| Uma falência
moral
Petrônio Souza Gonçalves, 24 de outubro, 2003 Não é de hoje que o governo Lula vem batendo cabeça. Agora, dez meses depois de empossado, já começa a receber os primeiros puxões de orelhas. Foi lamentável ver o governo que deveria ser popular, voltado para as causas do povo brasileiro, receber de um burocrata, um procurador da República, a reprimenda pelo desvio, pelo uso indevido das verbas que deveriam ser destinadas para a saúde. O que se vê é que não é só o povo brasileiro que está doente, mas o governo petista também. Pois, depois que cruzou a linha eleitoral para o lado de lá, do governo, da situação, não só assumiu a ideologia do inimigo, mas tornou-se um ferrenho defensor dela, esquecendo-se assim os antigos sonhos que levaram os brasileiros a acreditar na mudança, na transformação de um Brasil melhor. Vemos que, de fato, a mudança só se deu no interior dos nossos governantes e, aí, a ministra Benedita, que como o Lula também saiu das classes populares, é um bom exemplo disso. Benedita não chegou ao Ministério da Assistência Social para mudar a realidade do povo brasileiro, mas para ser mudada pela realidade da política brasileira, se beneficiando dela como velhos políticos de outrora. O sociólogo Luiz Eduardo Soares, à frente da Secretaria Nacional de Segurança Pública, fez o que vem sendo feito durante anos pela direita governista e imperialista. E, acusado de praticar o crime mais comum e burro da nossa política nacional, o nepotismo, deixou a Secretaria para preservar a imagem do governo. Agnelo Queiroz, ministro dos Esportes, seguiu a norma dos outros colegas e assistiu na mamata os Jogos Pan-americanos de Santo Domingo, realizados em agosto. Agora, se vê na eminência de ter que devolver parte da verba por ele recebida. Um vexame duplo. Fernando Gabeira, que sempre
esteve na militância ecológica, não pôde conviver
com as mudanças do governo Lula e preferiu se ver livre e voar de
volta ao ninho onde repousa as suas mais verdadeiras convicções.
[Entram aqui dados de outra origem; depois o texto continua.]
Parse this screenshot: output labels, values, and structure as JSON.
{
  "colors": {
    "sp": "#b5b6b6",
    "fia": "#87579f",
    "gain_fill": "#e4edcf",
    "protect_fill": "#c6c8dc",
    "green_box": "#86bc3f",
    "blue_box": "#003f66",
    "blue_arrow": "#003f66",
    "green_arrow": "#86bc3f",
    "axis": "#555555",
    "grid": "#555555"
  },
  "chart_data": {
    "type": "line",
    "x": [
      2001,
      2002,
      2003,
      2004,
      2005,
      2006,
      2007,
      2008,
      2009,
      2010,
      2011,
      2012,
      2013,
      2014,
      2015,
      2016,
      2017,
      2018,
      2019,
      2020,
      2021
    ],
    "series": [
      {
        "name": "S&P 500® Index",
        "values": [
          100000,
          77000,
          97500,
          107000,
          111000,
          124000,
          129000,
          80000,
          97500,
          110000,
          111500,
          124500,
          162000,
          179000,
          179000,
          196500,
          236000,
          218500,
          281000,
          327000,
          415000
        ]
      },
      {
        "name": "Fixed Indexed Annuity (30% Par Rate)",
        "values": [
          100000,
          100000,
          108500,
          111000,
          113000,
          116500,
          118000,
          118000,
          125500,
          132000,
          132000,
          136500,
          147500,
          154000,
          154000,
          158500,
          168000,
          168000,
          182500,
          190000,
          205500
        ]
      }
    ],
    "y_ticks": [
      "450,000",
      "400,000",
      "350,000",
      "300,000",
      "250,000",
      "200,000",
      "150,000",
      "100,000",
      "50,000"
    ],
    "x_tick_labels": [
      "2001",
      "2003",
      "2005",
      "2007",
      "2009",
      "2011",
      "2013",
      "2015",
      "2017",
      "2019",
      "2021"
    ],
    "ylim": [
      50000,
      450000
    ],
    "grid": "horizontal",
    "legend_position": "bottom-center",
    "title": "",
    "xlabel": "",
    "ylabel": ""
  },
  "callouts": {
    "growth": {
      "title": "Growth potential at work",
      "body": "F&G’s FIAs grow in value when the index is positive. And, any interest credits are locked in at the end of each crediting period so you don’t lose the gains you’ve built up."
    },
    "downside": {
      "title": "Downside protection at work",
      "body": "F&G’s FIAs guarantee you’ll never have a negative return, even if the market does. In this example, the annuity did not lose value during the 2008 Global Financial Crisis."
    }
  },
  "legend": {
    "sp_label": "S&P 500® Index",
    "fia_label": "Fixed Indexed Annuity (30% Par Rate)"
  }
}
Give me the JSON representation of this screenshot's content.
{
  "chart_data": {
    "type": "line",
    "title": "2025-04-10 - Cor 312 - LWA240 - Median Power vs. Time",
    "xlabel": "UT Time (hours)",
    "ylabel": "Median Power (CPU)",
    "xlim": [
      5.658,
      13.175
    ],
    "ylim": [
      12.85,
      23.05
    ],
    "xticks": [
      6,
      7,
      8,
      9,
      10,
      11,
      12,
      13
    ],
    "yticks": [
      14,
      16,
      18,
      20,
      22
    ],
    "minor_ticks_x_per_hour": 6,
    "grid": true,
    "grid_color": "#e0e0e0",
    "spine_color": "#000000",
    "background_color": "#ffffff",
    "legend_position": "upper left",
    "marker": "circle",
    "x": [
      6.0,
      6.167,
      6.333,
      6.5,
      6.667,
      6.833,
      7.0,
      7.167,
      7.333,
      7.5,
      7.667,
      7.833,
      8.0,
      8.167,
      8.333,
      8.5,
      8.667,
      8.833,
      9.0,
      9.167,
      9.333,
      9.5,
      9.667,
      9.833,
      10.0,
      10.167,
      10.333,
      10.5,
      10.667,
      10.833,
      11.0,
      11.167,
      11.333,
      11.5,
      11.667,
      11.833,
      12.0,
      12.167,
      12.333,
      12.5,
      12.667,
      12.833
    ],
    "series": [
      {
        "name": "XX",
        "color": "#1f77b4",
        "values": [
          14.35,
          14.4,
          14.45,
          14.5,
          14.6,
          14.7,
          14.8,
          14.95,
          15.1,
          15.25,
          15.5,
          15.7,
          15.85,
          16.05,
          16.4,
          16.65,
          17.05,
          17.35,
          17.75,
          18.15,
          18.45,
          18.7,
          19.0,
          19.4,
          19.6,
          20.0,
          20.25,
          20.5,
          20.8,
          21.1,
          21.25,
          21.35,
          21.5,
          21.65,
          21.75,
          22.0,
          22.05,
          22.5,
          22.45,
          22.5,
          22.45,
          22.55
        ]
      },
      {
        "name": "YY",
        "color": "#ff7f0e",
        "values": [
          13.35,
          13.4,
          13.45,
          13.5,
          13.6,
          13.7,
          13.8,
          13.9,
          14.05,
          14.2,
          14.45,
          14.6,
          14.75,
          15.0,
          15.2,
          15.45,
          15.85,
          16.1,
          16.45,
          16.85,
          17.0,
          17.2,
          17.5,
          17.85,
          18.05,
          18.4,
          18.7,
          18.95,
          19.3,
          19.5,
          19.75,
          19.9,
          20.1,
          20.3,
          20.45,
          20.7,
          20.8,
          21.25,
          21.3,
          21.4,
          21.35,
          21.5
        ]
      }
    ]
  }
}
Assim vai indo o desgoverno Lula, que começa a registrar as suas primeiras baixas. As pesquisas revelam a decepção do povo brasileiro com aquele que insiste em parodiar o Sassa Mutema, personagem alardeado anos atrás por um canal de TV. A última pesquisa da CNT-Sensus aponta que o governo continua com a popularidade em queda. Passou de 48,3% de aprovação popular para 41,6%. O próprio presidente caiu de 76,7 para 70,6%. O problema é que quando
cai a popularidade do governo e do presidente, caímos nós,
brasileiros, empobrecidos de líderes verdadeiros. É o degrau
debaixo na nossa política nacional. Ainda assim vamos nós,
falidos moral e politicamente, traídos moral e politicamente, e
com medo de não sermos mais felizes.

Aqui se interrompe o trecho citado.